A machine part has the shape of a solid uniform sphere of mass 245 g and diameter 4.30 cm . It is spinning about a frictionless axle through its center, but at one point on its equator it is scraping against metal, resulting in a friction force of 0.0200 N at that point. Find its angular acceleration. Let the direction the sphere is spinning be the positive sense of rotation.

Answer 1

Answer:

Angular acceleration, $\alpha =9.49\ rad/s^2$

Explanation:

It is given that,

Mass of the solid sphere, m = 245 g = 0.245 kg

Diameter of the sphere, d = 4.3 cm = 0.043 m

Radius, r = 0.0215 m

Force acting at a point, F = 0.02 N

Let $\alpha$ is its angular acceleration.
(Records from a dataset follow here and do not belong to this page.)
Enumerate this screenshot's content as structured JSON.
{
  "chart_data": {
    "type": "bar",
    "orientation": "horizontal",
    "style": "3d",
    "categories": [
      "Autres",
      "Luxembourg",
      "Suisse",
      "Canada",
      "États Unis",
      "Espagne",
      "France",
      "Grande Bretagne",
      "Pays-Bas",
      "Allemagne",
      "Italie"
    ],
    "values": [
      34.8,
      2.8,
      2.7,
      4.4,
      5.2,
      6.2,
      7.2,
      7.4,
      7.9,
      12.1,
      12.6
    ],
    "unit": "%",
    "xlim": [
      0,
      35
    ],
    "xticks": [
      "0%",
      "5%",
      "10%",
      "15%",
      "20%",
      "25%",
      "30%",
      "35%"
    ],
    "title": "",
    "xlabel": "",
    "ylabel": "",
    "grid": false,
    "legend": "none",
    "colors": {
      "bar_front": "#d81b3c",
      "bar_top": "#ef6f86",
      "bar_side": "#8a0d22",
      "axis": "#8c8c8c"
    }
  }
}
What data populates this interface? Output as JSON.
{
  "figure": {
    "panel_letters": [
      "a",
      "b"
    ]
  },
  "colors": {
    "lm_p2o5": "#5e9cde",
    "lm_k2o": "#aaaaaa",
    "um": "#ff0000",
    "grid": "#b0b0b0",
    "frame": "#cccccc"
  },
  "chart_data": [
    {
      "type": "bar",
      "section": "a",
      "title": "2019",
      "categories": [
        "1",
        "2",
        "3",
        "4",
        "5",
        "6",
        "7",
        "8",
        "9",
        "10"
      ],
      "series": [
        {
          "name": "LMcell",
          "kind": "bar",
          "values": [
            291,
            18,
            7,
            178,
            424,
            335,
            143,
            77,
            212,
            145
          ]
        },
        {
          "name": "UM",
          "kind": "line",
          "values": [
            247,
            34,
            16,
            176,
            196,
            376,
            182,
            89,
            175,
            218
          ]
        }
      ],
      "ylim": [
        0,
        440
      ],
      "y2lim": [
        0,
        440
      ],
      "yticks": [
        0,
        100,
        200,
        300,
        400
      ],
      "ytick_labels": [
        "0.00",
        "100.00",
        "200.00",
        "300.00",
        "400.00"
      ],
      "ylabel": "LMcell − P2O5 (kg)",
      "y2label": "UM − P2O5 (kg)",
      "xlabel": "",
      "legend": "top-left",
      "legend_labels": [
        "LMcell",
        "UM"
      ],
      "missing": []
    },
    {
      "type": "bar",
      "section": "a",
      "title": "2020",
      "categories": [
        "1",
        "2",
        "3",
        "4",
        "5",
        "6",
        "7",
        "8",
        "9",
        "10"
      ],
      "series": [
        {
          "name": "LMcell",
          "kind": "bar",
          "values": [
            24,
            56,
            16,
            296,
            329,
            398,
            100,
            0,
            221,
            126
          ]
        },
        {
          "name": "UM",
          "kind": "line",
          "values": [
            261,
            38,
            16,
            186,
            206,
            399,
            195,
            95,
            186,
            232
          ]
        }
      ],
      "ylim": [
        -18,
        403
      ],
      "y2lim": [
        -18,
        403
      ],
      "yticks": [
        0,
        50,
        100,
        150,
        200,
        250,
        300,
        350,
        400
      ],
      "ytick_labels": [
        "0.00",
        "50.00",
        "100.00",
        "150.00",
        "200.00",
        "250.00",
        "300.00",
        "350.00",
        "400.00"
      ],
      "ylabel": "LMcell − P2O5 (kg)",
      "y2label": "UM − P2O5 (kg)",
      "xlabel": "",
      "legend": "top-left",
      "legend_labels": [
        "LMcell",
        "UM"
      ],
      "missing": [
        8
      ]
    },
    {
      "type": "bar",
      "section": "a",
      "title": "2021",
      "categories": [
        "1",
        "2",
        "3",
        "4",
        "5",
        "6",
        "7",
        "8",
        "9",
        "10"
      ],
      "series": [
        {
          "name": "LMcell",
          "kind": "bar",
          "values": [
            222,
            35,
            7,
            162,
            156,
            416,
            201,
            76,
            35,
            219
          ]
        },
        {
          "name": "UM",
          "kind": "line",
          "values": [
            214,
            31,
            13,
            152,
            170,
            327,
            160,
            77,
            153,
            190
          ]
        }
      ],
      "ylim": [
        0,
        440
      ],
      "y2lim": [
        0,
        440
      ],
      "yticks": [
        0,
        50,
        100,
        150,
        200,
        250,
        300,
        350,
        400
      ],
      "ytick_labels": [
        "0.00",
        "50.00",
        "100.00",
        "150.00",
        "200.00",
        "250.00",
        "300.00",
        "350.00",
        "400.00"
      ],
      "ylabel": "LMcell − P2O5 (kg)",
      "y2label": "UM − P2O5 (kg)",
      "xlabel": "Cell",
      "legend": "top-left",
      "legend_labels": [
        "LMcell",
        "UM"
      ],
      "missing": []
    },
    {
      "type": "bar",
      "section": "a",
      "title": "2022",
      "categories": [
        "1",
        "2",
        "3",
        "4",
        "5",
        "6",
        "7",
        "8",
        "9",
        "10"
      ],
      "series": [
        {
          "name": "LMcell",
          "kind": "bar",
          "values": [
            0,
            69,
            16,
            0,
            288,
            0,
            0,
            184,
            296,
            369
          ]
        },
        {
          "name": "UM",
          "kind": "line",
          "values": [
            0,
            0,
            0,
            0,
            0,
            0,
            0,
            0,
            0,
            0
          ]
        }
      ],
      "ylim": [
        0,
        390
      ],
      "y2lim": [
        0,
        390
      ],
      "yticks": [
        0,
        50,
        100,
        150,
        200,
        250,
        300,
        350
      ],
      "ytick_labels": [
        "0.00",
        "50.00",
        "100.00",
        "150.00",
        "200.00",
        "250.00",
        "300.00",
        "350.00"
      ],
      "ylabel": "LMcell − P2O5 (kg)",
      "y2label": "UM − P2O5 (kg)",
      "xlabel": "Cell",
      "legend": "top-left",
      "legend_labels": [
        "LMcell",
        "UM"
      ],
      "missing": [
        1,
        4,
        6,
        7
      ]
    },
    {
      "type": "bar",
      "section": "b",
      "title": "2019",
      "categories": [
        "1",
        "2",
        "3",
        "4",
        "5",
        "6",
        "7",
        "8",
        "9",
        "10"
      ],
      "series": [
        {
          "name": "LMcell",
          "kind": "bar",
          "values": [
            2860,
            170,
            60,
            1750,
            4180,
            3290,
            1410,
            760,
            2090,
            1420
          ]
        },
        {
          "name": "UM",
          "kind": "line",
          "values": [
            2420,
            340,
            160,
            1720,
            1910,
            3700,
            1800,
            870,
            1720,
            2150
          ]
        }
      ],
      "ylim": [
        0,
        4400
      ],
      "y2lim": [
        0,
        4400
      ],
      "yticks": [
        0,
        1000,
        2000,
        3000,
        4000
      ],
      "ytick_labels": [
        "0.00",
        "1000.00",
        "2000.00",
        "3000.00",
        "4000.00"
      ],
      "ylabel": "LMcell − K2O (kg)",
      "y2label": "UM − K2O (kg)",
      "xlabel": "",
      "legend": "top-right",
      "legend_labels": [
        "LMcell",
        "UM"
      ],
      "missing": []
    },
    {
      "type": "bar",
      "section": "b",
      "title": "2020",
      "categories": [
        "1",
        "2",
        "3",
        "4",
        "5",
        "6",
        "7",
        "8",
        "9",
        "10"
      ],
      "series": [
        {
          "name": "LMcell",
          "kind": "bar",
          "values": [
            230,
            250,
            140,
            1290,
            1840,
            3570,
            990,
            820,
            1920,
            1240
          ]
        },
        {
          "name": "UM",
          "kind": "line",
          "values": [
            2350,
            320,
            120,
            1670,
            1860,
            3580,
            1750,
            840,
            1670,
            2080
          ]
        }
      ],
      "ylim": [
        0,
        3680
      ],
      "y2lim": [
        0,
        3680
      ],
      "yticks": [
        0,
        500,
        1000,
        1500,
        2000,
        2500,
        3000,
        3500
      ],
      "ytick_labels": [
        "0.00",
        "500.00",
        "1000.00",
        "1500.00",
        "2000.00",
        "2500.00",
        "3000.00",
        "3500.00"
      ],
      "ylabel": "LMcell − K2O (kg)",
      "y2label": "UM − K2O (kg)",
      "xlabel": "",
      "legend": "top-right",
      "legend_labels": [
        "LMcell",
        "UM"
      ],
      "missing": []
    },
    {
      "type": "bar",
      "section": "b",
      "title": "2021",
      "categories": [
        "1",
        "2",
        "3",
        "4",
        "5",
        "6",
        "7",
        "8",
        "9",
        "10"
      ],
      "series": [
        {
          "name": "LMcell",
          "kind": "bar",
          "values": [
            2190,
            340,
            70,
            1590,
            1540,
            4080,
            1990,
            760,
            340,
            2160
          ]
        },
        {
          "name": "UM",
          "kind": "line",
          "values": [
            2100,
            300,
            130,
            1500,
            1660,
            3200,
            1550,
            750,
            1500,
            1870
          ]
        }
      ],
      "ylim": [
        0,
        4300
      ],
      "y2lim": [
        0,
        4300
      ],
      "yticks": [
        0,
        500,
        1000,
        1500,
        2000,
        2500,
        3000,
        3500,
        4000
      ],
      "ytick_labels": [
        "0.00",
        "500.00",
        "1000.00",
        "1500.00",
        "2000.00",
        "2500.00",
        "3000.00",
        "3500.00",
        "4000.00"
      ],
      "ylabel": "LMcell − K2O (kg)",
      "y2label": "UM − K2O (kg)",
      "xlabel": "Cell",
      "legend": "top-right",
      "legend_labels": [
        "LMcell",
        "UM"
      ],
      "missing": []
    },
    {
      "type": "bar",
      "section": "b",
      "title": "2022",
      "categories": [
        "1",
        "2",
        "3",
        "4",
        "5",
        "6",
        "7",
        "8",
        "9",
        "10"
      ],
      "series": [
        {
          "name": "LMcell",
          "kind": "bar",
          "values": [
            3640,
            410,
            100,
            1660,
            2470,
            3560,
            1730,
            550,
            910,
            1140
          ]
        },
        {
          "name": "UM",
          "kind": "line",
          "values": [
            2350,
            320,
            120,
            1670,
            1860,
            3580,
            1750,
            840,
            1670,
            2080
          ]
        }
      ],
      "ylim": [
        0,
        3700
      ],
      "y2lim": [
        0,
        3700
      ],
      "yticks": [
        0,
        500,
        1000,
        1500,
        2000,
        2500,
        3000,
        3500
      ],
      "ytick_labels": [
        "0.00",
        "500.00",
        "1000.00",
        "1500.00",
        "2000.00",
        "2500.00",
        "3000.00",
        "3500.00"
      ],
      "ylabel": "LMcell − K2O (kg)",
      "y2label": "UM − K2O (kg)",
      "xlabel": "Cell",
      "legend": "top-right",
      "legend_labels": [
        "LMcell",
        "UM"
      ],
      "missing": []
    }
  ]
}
The relation between the angular acceleration and the torque is given by :

$\tau=I\times \alpha$

I is the moment of inertia of the solid sphere

For a solid sphere, $I=\dfrac{2}{5}mr^2$

$\alpha =\dfrac{\tau}{I}$

$\alpha =\dfrac{F.r}{(2/5)mr^2}$

$\alpha =\dfrac{5F}{2mr}$

$\alpha =\dfrac{5\times 0.02}{2\times 0.245\times 0.0215}$

$\alpha =9.49\ rad/s^2$

So, its angular acceleration is $9.49\ rad/s^2$. Hence, this is the required solution.